My friend was right. Much as I didn't want to admit it,
so was Mom.

This is my last chance to get my head together. Last
one I've got out here in Nature, where there are no judgments and no
expectations. Last chance, before the real world sinks its teeth in.

My breath hitched and the tears came hot, smoking down
my cheeks in a messy, blinding stream. I was halfway up the side of a
shallow mountain.

Common sense would've told anyone to pay attention to
where they were stepping – but not me. My toe caught the edge
of a smooth rock and slipped.

The sky, the treetops, the mountains all spun at once.

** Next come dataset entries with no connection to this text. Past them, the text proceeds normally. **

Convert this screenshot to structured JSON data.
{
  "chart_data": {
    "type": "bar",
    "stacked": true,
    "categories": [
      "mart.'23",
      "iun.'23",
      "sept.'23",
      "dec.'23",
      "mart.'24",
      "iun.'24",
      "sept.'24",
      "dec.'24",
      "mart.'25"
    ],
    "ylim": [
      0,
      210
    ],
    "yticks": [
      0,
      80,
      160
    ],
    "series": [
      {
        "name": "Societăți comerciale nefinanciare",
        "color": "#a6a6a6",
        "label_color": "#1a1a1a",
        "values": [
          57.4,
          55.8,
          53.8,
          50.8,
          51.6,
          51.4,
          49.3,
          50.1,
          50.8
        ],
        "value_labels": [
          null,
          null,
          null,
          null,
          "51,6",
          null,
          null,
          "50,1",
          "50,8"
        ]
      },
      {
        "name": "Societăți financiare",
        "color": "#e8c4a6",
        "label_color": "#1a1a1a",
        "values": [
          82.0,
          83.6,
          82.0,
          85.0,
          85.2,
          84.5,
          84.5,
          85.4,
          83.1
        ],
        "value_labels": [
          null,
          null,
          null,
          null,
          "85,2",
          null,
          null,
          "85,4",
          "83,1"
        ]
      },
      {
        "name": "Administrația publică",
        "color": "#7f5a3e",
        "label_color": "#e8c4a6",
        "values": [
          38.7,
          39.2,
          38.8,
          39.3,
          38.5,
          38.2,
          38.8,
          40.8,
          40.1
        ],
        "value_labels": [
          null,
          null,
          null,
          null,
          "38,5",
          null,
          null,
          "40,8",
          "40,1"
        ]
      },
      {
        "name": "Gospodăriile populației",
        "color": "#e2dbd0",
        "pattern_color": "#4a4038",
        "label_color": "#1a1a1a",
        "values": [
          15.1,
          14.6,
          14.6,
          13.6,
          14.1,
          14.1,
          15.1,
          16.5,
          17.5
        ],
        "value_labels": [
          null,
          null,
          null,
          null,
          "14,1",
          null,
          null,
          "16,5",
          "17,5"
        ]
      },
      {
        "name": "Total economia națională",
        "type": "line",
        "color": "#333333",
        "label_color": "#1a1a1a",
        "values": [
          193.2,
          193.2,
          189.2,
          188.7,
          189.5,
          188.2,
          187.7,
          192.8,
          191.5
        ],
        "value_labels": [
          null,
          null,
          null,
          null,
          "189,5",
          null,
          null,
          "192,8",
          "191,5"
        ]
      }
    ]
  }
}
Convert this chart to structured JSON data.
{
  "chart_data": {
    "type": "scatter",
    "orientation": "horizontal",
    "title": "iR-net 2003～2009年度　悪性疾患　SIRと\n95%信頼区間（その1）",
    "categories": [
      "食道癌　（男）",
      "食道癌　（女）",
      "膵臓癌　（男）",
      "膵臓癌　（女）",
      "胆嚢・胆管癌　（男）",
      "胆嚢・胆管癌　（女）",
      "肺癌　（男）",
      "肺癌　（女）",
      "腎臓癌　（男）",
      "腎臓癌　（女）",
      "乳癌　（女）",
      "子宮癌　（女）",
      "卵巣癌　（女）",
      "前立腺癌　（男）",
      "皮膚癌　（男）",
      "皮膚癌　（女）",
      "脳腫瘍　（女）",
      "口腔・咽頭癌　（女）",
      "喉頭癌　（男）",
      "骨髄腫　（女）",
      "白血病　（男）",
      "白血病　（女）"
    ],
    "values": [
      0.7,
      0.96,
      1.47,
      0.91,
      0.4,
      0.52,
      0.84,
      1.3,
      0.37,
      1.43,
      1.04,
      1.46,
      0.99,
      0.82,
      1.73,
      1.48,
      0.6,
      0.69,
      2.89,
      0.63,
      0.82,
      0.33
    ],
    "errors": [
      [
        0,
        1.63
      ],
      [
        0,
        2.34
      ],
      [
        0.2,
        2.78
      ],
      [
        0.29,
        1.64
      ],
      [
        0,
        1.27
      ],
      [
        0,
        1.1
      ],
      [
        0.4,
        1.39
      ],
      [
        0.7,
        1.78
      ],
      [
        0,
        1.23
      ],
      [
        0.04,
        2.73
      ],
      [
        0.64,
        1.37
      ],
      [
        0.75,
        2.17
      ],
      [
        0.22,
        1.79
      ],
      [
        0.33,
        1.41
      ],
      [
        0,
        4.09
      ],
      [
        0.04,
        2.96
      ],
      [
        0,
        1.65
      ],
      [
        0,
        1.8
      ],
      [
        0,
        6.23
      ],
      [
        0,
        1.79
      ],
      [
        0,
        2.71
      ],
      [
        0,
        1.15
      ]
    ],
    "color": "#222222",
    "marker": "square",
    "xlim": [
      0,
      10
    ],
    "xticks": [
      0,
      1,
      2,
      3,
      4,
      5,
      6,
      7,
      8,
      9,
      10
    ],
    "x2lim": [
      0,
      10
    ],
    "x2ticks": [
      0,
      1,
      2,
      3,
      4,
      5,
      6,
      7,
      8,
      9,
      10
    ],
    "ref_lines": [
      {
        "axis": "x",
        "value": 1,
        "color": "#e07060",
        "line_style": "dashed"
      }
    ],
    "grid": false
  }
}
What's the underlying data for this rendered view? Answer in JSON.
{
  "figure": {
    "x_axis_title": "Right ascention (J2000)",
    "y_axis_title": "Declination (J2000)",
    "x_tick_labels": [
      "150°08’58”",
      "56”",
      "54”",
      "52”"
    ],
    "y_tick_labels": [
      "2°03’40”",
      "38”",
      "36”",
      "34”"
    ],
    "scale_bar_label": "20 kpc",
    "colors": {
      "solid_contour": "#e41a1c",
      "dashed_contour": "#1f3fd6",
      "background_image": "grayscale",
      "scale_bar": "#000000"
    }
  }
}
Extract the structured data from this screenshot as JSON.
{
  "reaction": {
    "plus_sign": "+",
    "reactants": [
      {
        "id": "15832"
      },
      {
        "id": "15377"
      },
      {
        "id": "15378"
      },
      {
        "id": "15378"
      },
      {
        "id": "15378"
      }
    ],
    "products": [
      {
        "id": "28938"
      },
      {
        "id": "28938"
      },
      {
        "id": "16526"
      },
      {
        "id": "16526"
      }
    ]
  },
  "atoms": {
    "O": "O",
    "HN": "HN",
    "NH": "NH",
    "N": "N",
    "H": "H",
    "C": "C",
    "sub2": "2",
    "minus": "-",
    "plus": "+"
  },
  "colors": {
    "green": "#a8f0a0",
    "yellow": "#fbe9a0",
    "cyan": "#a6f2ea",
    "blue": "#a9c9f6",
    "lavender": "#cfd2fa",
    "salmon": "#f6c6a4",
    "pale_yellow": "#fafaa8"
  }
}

Next thing I knew, I was flat on my side, wincing as a
hundred pokey stones ground into me. I laid face down in the dirt and
cried. I just wanted to dig through the mountain soil and bury myself
where no one would find me.

I hated my life. Twenty two years of wandering and bad
luck brought me to this point. And through the sadness, the anger, it
was all too appropriate, wasn't it?

Face down in the dirt. Sharp rocks digging into my arms
and thighs. The cold, indifferent wind sweeping down from the
heights, billowing against my rattled flesh like another bundle of
stone...

Somehow, I found the courage to sit up and dry my eyes.
Three months since the breakout taught me to carry tissues in my bag
at all times. I never knew when I'd have a meltdown and need them.

My ears barely registered the crunch of gravel. It was
coming from further up the hill, just over the curve.